View solution in original post

6 REPLIES 6
ede_pfau
Esteemed Contributor III

hi,

 

the double NAT is what is making this a bit complicated. So I would recommend to switch the modem into 'bridge mode' and put all WAN/ISP configuration onto the FGT. Hopefully, your line is not fast (>= 100 Mbps) and using PPPoE - in this case, the modem hardware needs to do the dial in as the FGT CPU will not be strong enough for this.

 

So, 2 scenarios:

1- modem is bridging

Now the FGT WAN port gets the public IP address (which is good for many reasons, FortiGuard updates for one). Now you create a VIP on the WAN interface, mapping the public IP to the private LAN IP of the server. No port forwarding needed if you do not use the public IP for anything else. Put the VIP as the destination address object into a policy from 'WAN' to 'internal', set service and/or schedule, done.

 

2- modem does the dial-in

Now you have double NAT. The VIP part on the FGT side stays the same, but now you translate from the private WAN IP of the FGT to the server's address. In order to get the traffic across the modem, you need to configure a 'DMZ' or 'pass-through' on it so that traffic from the WAN will reach the inside of the modem. Depends on make and model.

 


Ede

"Kernel panic: Aiee, killing interrupt handler!"
ravenlord

thank u ede

in second scenario i have valid ip that get from isp

is that true i set in tp-link modem in NAT tab virtual server ip to 192.168.1.3 that fortigate wan1's ip and then in VIP i set external interface to wan1 and external ip to 192.168.1.1 that modem ip and mapped ip to 10.28.0.227 and mapped port to 3389 or do i have to set external ip to my valid ip ????

ravenlord
New Contributor

thank u ede in second scenario i have valid ip that get from isp is that true i set in tp-link modem in NAT tab virtual server ip to 192.168.1.3 that fortigate wan1's ip and then in VIP i set external interface to wan1 and external ip to 192.168.1.1 that modem ip and mapped ip to 10.28.0.227 and mapped port to 3389 or do i have to set external ip to my valid ip ????

ede_pfau
Esteemed Contributor III

Nope. You set the TP-Link NAT to 192.168.1.4, an unused IP that denotes your internal server (not the FGT). On the FGT, the VIP has

external IP = 192.168.1.4

mapped to IP = 10.28.0.227   <== your server's real IP

and start without port mapping to test. Added advantage: you can ping the server to test the VIP.

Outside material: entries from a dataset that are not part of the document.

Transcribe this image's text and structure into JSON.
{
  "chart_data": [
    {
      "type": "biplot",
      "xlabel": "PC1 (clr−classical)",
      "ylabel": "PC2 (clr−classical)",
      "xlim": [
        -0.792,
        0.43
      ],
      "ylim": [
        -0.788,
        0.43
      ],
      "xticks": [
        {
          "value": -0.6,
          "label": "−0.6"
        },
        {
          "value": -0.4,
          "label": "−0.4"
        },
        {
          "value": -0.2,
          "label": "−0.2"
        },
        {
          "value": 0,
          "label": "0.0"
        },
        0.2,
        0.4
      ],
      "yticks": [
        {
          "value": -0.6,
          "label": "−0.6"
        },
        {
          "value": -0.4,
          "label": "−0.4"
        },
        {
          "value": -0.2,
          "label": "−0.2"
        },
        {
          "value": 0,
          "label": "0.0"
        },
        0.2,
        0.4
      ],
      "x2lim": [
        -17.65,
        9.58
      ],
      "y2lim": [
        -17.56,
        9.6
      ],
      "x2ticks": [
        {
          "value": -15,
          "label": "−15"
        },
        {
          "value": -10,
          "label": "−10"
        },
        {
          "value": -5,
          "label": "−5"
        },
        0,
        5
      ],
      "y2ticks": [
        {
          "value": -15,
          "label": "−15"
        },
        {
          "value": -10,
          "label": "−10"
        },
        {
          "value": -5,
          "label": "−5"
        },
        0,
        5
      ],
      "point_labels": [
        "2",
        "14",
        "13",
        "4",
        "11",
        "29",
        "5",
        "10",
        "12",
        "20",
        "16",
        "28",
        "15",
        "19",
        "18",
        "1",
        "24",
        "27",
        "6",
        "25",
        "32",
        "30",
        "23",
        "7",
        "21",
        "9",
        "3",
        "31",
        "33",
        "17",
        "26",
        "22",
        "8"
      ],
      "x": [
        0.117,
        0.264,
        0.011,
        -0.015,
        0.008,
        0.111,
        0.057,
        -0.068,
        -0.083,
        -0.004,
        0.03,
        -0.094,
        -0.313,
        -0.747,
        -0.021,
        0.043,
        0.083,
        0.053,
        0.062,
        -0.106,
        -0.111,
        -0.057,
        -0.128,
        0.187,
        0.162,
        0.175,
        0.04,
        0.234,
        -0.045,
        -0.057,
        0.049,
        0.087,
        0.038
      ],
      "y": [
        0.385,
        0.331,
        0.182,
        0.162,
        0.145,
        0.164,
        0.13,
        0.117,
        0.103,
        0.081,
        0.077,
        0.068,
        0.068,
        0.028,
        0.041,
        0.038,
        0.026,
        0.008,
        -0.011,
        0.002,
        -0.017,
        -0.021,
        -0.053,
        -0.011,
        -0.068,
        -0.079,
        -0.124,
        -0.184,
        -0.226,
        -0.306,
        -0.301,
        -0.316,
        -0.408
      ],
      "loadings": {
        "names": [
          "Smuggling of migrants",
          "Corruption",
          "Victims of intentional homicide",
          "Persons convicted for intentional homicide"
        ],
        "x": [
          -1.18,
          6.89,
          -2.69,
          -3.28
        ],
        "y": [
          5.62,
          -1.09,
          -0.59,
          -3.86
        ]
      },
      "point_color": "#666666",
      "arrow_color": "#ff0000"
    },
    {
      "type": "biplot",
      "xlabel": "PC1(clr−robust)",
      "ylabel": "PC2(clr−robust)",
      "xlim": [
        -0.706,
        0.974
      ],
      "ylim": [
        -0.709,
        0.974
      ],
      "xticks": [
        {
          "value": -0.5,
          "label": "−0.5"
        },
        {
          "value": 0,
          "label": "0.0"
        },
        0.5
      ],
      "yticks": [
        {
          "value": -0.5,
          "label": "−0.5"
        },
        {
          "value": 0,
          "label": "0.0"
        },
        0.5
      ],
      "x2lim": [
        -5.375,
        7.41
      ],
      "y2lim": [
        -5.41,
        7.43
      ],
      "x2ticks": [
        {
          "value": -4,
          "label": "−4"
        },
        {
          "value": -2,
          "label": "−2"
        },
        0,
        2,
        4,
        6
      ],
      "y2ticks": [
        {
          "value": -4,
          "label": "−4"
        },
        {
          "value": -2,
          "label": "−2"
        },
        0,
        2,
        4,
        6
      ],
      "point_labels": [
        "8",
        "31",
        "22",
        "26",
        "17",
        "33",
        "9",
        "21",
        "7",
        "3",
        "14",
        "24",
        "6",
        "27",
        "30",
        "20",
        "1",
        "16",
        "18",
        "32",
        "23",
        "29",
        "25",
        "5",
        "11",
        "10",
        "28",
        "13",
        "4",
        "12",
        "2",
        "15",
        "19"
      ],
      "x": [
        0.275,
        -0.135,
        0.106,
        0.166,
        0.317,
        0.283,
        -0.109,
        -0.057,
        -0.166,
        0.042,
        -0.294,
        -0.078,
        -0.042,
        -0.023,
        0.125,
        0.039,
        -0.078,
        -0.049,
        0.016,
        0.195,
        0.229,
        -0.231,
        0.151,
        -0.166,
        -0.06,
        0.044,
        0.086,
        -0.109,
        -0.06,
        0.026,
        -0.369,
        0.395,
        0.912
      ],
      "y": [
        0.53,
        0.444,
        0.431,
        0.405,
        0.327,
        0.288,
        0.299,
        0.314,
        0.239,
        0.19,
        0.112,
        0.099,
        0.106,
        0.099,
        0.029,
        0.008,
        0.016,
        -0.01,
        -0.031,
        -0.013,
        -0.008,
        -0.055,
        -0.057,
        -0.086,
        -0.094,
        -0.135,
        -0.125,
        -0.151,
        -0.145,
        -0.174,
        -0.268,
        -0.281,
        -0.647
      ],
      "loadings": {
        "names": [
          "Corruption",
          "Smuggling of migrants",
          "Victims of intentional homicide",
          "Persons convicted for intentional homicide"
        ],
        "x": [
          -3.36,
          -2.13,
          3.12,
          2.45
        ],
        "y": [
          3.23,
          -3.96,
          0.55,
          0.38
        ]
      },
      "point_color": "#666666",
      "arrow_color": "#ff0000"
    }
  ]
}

Don't forget the policy on the FGT.


Ede

"Kernel panic: Aiee, killing interrupt handler!"
ravenlord

in tp link modem in virtual servers i set local host ip 192.168.1.3 that FGT wan ip and then in FGT create VIP that external ip 192.168.1.3 and mapped ip 10.28.0.227 that my server ip and create policy. i success to remote from internet

ede_pfau
Esteemed Contributor III

That might be but in using the FGT's WAN IP you effectively divert all traffic with destination FGT to the internal server. That might be a problem someday if you want to administer the FGT remotely, or for the UTM updates.

 

Using some other address from the intermediate network would give you more options.


Ede

"Kernel panic: Aiee, killing interrupt handler!"